Two review authors independently screened the search results and extracted data. Given substantial variation in study designs, reported outcomes and outcome metrics, we undertook a narrative synthesis of data, without conducting a meta-analysis. We critically appraised all included studies using the Joanna Briggs Institute (JBI) checklist for prevalence studies and the JBI checklist for case series.
We included 220 studies. Most of the studies originated from China (47.7%) or the USA (20.9%); 9.5% were from Italy. A large proportion of the studies were retrospective (89.5%), but three (1.4%) were RCTs and 20 (9.1%) were prospective.
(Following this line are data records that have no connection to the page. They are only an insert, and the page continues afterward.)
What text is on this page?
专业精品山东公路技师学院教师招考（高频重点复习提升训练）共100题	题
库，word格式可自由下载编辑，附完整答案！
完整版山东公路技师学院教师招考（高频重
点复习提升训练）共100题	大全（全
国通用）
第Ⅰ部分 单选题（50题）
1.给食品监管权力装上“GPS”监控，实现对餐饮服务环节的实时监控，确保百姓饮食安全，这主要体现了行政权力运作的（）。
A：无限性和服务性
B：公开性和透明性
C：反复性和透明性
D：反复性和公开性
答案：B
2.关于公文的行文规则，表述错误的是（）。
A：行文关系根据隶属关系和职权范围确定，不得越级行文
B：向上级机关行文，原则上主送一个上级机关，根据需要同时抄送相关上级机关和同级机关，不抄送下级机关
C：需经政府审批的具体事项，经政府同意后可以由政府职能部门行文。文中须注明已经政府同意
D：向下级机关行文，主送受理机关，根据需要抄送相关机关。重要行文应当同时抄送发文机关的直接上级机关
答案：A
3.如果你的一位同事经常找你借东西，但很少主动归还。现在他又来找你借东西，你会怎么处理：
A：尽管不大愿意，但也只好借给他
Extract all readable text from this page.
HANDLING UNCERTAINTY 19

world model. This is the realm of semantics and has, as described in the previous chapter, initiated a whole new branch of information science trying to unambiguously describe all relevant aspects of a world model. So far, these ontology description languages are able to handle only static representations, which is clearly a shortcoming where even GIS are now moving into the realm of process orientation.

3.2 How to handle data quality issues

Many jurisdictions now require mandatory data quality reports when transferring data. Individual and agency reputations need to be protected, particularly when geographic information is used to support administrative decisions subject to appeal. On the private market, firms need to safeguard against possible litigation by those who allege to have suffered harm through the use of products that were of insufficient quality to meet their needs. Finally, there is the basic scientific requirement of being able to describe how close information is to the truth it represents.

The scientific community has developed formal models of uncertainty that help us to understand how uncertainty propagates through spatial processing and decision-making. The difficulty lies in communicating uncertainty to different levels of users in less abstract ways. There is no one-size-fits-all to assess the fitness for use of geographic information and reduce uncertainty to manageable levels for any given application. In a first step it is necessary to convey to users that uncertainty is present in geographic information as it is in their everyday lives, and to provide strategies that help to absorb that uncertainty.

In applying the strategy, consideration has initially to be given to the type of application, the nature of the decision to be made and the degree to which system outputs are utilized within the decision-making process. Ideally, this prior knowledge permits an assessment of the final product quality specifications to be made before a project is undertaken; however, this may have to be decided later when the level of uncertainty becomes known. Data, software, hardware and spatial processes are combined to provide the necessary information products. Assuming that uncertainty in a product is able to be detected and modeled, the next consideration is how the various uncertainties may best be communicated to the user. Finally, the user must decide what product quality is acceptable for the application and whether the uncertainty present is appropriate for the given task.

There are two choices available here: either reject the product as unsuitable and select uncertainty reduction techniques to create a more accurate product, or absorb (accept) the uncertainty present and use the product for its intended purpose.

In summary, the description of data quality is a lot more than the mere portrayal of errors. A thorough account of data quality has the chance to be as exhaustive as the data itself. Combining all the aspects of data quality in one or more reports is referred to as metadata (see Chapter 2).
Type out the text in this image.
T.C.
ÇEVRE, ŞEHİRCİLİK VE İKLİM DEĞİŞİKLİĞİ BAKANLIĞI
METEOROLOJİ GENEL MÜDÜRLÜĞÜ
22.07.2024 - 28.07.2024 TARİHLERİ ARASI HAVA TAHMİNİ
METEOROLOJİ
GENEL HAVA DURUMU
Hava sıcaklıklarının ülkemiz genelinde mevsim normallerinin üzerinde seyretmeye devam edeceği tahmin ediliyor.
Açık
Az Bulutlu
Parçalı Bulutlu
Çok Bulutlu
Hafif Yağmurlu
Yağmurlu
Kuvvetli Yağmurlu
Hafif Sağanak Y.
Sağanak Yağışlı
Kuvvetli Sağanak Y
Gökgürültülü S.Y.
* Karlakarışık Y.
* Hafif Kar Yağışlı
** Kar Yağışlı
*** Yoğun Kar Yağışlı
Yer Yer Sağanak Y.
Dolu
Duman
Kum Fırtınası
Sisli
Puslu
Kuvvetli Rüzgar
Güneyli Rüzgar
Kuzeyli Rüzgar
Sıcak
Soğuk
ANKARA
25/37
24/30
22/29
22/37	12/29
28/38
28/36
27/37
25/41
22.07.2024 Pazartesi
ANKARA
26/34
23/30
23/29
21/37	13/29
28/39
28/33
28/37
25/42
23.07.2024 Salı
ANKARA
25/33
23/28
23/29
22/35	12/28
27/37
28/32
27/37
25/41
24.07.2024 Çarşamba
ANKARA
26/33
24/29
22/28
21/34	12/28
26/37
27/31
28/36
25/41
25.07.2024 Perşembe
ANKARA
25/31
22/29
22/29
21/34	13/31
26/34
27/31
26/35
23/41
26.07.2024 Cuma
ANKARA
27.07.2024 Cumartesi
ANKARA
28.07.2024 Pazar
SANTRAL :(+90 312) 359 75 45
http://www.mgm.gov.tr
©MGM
Using JBI’s critical appraisal checklist tool for prevalence studies, 75 studies attained a full score of 9, 57 studies a score of 8, 31 studies a score of 7, 5 studies a score of 6, three studies a score of 5 and one a score of 3; using JBI’s checklist tool for case series, 30 studies received a full score of 10, six studies a score of 9, 11 studies a score of 8, and one study a score of 5
We found that hypertension (189 studies, n = 174,414, weighted mean prevalence (WMP): 36.1%), diabetes (197 studies, n = 569,188, WMP: 22.1%) and ischaemic heart disease (94 studies, n = 100,765, WMP: 10.5%) are highly prevalent in people hospitalised with COVID-19, and are associated with an increased risk of death. In those admitted to hospital, biomarkers of cardiac stress or injury are often abnormal, and the incidence of a wide range of cardiovascular complications is substantial, particularly arrhythmias (22 studies, n = 13,115, weighted mean incidence (WMI) 9.3%), heart failure (20 studies, n = 29,317, WMI: 6.8%) and thrombotic complications (VTE: 16 studies, n = 7700, WMI: 7.4%).